A expectativa é de que o embate no Congresso durante a tramitação dessa PEC será duro, pois haverá lobby das categorias com influência entre os parlamentares para manterem a estabilidade. O governo, por sua vez, precisará de muita articulação política para conseguir resultado favorável com a reforma, tanto na redução de despesas, quanto na melhoria da qualidade dos serviços prestados à população.
Apesar da afirmação dos técnicos de que a reforma vai valorizar o bom servidor, a PEC é considerada superficial por analistas porque não tem impacto fiscal no curto prazo e não corrige as desigualdades entre os trabalhadores do setor público. Deixa de fora a turma do “sangue azul”, a elite do funcionalismo, assim como militares, magistrados e parlamentares. Em grande parte, esses servidores recebem penduricalhos que fazem os rendimentos ficarem muito acima do teto salarial atual do setor público, de R$ 39 mil ao mês. Enquanto isso, os trabalhadores do chamado carreirão, que representam 80% dos servidores federais, principalmente, professores e funcionários da saúde, devem ser os mais afetados pela reforma.

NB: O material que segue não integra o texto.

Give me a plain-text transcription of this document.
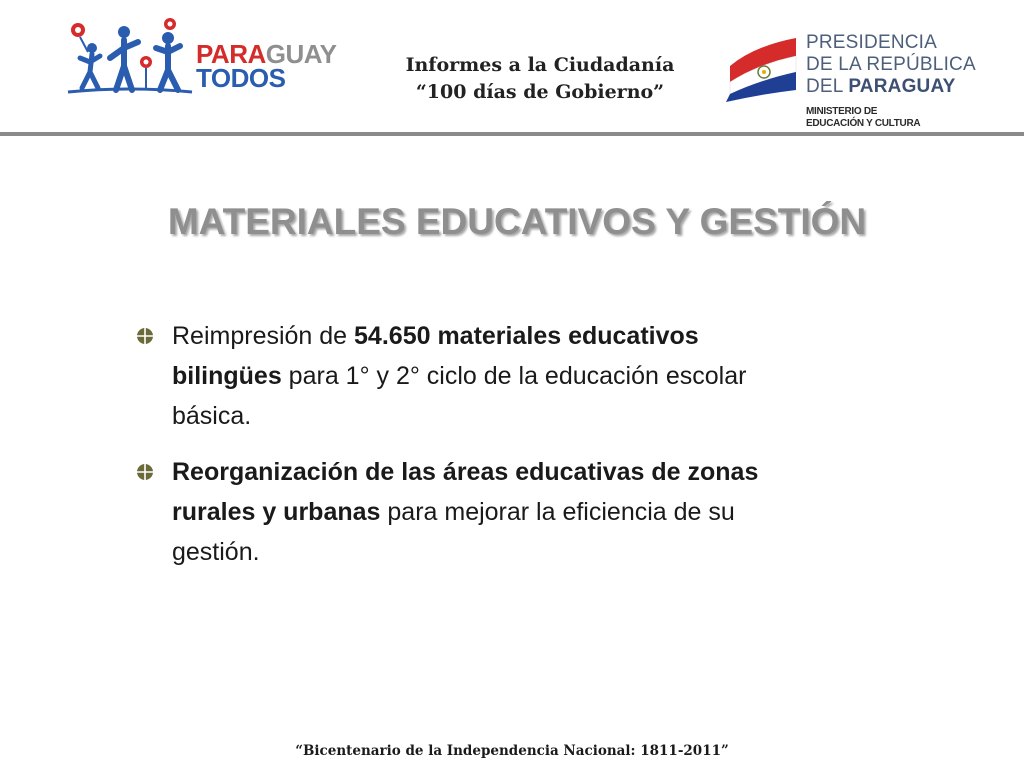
PARAGUAY
TODOS	Informes a la Ciudadanía
“100 días de Gobierno”
PRESIDENCIA
DE LA REPÚBLICA
DEL PARAGUAY
MINISTERIO DE
EDUCACIÓN Y CULTURA
MATERIALES EDUCATIVOS Y GESTIÓN
Reimpresión de 54.650 materiales educativos bilingües para 1° y 2° ciclo de la educación escolar básica.
Reorganización de las áreas educativas de zonas rurales y urbanas para mejorar la eficiencia de su gestión.
“Bicentenario de la Independencia Nacional: 1811-2011”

Para Gil Castello Branco, secretário-geral da Associação Contas Abertas, a reforma administrativa é oportuna, pois um em cada seis servidores vai se aposentar nos próximos cinco anos, o equivalente a 95 mil profissionais, aproximadamente. “Essa é a oportunidade de corretamente começar com outros com salários iniciais, menores e mais próximos dos valores de mercado”, disse. Contudo, ele lamentou o fato de PEC não afetar o Judiciário e o Legislativo, “onde estão os maiores privilégios”.